沿革

上賀茂試験地は、1926年に大阪営林署より、京都府愛宕郡上賀茂村字上賀茂(現在の京都市北区上賀茂本山)の国有林の一部を買収し、京都帝国大学農学部附属演習林上賀茂試験地として設置されました。1949年進駐軍による接収に伴い、農林水産省より所管換えを受けて現在地に移転しました。以後、1950年の隣接地購入、1951年、1958年、2002年の所管換えを経て、現在の総面積は46.8haとなっています。


2003年4月、演習林(芦生、北海道、和歌山)、試験地(上賀茂、徳山、北白川)、瀬戸臨海実験所、亜熱帯植物実験所、ならびに水産実験所が統合し、京都大学フィールド科学教育研究センターが発足したのに伴い、現在の名称に変更となりました。

メタセコイアとラクウショウの気根


現在地への移転当初の目標は、外国産樹種の導入による樹木見本園の造成でした。そのために外国の植物園や研究所などとの種子交換により、マツ属を始めとする多くの樹種が集められました。1955年以降、タケ・ササ類に関する試験、マツ属の生育調査および交雑試験が行われましたが、1970年代以降は、マツ枯れ被害の増大に伴い、マツノザイセンチュウの研究や被害の抑制に関する研究、マツ属の生育に関する研究を中心に行われました。

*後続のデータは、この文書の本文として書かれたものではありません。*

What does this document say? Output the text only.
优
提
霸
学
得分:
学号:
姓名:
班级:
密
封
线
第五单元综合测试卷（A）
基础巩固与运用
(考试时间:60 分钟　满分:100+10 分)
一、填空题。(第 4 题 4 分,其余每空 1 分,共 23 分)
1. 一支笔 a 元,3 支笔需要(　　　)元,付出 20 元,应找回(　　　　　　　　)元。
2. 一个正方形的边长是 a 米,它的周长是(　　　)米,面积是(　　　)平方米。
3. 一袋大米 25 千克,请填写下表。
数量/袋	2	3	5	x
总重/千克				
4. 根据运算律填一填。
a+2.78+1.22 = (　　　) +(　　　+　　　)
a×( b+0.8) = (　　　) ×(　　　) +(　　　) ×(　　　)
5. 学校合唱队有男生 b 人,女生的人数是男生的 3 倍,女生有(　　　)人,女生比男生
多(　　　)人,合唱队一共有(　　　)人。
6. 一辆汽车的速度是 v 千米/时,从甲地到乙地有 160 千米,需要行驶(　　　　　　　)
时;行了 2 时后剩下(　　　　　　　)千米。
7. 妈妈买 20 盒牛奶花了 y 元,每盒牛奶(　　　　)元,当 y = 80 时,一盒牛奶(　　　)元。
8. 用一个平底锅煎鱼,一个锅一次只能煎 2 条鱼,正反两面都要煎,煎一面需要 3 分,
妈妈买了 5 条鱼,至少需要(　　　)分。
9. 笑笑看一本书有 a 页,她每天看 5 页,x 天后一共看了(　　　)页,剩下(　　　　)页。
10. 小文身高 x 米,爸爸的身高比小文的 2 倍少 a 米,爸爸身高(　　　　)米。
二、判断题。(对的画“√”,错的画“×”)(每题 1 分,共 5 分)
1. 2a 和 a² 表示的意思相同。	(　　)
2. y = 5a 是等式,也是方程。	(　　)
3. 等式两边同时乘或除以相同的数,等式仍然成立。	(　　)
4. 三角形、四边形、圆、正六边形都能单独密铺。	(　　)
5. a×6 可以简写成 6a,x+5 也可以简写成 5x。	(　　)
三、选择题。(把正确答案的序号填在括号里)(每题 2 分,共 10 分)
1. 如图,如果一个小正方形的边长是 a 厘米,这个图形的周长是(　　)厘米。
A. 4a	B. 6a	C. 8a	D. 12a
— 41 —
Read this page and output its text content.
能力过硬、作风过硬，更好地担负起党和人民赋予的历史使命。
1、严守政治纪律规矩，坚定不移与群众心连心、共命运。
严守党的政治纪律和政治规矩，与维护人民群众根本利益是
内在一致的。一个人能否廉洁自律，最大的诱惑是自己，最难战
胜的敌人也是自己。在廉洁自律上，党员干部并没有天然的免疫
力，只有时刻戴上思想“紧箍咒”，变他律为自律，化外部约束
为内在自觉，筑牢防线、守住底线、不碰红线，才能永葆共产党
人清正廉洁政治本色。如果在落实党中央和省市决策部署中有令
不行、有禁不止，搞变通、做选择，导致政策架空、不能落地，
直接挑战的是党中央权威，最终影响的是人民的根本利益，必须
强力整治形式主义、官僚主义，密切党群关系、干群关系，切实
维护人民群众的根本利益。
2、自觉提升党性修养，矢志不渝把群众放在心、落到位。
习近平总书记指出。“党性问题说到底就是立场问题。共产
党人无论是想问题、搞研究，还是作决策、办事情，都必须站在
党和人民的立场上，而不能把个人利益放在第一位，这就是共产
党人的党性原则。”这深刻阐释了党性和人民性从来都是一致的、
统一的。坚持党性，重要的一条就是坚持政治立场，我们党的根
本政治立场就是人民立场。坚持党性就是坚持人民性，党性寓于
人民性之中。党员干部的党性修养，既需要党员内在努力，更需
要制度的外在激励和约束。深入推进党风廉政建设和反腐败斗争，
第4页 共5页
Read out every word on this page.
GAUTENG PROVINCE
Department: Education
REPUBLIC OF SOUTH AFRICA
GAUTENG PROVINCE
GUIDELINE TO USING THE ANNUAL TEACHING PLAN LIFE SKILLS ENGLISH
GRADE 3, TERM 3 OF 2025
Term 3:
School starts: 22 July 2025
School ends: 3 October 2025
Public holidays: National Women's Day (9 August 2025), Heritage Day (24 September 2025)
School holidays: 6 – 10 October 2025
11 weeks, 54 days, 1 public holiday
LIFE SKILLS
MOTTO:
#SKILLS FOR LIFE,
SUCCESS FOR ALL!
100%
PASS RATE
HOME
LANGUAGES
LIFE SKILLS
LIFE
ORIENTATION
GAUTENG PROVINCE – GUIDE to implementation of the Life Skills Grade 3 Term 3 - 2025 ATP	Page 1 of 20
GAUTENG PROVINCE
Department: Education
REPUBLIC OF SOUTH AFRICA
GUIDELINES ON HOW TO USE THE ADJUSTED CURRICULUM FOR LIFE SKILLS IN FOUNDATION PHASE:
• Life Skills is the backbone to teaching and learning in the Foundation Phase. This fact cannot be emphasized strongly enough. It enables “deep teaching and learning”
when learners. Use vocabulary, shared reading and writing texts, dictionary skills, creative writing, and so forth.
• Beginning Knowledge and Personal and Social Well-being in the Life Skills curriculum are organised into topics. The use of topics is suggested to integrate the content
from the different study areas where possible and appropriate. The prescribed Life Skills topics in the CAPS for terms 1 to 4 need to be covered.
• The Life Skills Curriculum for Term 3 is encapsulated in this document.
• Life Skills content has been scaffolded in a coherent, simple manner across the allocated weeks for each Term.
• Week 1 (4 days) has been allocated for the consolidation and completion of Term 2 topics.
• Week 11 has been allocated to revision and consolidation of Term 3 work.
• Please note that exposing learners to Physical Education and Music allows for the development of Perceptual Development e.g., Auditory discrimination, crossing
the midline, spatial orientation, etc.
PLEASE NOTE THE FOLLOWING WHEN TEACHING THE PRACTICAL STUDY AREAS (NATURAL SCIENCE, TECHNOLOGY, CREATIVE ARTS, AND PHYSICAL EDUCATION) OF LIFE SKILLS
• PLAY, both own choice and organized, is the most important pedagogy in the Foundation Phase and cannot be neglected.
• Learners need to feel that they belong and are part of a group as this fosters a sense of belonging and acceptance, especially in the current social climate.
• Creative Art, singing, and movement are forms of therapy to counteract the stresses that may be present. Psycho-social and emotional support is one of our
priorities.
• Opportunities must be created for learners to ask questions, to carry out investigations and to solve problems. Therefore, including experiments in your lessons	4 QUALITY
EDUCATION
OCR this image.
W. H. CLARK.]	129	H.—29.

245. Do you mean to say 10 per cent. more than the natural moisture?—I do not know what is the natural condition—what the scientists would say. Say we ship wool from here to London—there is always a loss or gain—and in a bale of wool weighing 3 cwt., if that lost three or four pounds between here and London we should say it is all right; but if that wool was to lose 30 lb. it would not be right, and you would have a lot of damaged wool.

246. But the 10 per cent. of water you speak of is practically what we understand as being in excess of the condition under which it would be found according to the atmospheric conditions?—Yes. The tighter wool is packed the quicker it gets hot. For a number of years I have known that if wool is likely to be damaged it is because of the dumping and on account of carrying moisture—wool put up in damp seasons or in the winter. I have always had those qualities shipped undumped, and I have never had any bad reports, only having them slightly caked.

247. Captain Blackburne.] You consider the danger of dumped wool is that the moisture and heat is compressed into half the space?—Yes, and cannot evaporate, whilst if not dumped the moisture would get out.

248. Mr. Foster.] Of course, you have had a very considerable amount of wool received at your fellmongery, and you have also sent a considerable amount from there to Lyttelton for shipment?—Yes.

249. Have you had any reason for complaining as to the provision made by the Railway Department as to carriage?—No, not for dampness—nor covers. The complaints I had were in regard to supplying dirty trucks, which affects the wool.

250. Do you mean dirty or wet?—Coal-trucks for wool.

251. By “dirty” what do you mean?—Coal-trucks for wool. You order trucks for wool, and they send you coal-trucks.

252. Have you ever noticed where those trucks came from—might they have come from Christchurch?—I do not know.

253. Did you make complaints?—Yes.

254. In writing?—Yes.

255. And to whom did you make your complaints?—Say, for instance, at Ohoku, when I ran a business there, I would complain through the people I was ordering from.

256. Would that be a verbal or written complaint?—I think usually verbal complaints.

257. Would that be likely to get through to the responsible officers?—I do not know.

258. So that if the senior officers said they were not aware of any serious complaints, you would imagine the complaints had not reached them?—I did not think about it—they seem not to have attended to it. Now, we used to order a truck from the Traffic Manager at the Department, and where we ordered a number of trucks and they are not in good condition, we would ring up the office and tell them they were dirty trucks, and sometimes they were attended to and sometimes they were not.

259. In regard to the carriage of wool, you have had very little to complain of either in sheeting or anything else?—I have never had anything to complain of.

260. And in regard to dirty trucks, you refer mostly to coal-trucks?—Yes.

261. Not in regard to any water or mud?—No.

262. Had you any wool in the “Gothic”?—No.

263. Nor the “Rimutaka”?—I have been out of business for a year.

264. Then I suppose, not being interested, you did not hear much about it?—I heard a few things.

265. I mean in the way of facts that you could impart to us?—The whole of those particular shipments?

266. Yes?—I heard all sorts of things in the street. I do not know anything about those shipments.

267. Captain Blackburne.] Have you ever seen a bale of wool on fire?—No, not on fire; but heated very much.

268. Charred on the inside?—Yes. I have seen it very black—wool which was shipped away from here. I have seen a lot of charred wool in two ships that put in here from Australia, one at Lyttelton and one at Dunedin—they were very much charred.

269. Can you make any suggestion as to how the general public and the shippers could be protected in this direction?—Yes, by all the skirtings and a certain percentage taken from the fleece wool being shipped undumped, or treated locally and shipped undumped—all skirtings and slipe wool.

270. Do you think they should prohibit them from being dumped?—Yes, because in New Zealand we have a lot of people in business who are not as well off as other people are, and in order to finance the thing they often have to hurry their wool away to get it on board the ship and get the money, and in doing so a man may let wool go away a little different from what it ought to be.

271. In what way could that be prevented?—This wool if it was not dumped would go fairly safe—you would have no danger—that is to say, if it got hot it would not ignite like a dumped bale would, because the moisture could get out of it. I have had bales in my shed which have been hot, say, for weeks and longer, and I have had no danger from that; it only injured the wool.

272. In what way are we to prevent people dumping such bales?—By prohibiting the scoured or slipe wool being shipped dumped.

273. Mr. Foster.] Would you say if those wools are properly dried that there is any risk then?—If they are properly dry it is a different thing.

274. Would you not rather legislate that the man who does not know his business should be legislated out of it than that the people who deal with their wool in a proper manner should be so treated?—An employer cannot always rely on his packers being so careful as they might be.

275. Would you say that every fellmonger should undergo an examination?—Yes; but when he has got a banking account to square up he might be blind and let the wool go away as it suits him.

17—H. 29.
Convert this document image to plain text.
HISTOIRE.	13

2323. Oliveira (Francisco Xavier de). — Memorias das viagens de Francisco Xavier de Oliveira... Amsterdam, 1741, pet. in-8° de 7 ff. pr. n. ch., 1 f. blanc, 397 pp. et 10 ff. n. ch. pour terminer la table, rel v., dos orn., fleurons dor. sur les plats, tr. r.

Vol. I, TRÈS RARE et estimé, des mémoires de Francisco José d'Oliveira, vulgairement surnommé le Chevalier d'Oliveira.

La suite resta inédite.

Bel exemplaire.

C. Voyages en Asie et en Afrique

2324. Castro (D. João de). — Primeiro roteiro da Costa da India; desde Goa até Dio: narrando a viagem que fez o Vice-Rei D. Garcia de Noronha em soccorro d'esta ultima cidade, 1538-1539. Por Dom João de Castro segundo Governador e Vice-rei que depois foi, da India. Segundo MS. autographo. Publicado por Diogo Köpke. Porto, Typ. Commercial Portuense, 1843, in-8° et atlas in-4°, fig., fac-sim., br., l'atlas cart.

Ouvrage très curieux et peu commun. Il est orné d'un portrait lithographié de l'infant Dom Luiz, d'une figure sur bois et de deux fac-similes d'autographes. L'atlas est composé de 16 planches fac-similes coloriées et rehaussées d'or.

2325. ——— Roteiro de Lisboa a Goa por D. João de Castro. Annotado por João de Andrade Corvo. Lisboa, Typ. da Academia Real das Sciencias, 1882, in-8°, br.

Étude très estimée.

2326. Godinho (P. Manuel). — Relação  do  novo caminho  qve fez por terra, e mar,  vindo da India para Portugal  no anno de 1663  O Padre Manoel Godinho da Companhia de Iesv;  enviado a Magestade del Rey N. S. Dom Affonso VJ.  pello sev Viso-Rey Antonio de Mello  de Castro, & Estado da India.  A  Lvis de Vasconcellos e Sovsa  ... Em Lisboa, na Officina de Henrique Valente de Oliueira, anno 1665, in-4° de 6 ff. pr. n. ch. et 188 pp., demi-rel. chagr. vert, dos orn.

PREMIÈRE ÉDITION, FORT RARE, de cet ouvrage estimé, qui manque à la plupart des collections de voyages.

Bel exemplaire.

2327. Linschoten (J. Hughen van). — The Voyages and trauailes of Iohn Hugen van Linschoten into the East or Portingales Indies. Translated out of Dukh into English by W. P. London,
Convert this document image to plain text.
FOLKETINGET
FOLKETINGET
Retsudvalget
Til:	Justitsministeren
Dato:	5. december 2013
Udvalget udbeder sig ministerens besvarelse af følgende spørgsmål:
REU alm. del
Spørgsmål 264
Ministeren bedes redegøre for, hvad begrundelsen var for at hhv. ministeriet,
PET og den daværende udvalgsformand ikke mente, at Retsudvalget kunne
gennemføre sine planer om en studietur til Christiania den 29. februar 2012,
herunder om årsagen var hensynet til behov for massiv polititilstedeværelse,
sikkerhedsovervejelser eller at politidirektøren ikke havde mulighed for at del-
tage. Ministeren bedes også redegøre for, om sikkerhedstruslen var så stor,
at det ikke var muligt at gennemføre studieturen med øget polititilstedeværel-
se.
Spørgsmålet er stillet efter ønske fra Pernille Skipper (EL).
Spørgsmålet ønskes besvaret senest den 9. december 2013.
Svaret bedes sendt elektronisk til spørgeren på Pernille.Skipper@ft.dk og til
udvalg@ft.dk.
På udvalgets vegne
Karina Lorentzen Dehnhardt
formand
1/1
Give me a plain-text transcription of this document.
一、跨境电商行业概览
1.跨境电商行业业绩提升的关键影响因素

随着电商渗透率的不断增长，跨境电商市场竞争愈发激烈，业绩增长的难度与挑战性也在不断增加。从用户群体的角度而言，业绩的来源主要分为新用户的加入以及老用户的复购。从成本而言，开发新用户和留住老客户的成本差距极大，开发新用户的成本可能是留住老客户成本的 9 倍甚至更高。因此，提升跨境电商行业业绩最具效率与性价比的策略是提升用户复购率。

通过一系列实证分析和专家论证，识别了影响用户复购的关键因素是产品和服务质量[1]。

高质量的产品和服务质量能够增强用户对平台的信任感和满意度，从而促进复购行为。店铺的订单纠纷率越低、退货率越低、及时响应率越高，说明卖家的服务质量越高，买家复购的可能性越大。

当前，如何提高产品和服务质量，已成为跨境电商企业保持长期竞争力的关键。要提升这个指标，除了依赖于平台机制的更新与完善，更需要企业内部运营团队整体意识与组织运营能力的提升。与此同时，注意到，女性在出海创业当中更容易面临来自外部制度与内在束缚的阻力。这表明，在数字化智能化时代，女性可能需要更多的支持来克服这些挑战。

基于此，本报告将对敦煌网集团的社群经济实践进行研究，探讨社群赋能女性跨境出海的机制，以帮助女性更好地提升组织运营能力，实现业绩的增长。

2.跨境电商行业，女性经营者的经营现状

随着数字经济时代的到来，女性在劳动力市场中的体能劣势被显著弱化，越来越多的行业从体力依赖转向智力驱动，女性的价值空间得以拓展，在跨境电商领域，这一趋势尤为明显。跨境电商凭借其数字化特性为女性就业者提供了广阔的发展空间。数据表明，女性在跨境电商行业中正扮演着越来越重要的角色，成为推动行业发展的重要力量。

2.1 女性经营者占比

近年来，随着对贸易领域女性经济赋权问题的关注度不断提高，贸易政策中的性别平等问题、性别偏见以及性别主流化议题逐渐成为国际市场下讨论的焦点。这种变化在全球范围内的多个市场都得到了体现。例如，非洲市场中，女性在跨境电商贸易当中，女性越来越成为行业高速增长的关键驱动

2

現在は、樹木園および見本林園の再整備を進め、マツ属の成長量や気象の観測など基礎データを蓄積するとともに、二次林の成長量、植生変化についても調査しています。京都大学本部から北へ5kmと交通至便で、京都大学はもとより、他大学、他機関からも研究・実習フィールドとして広く活用されています。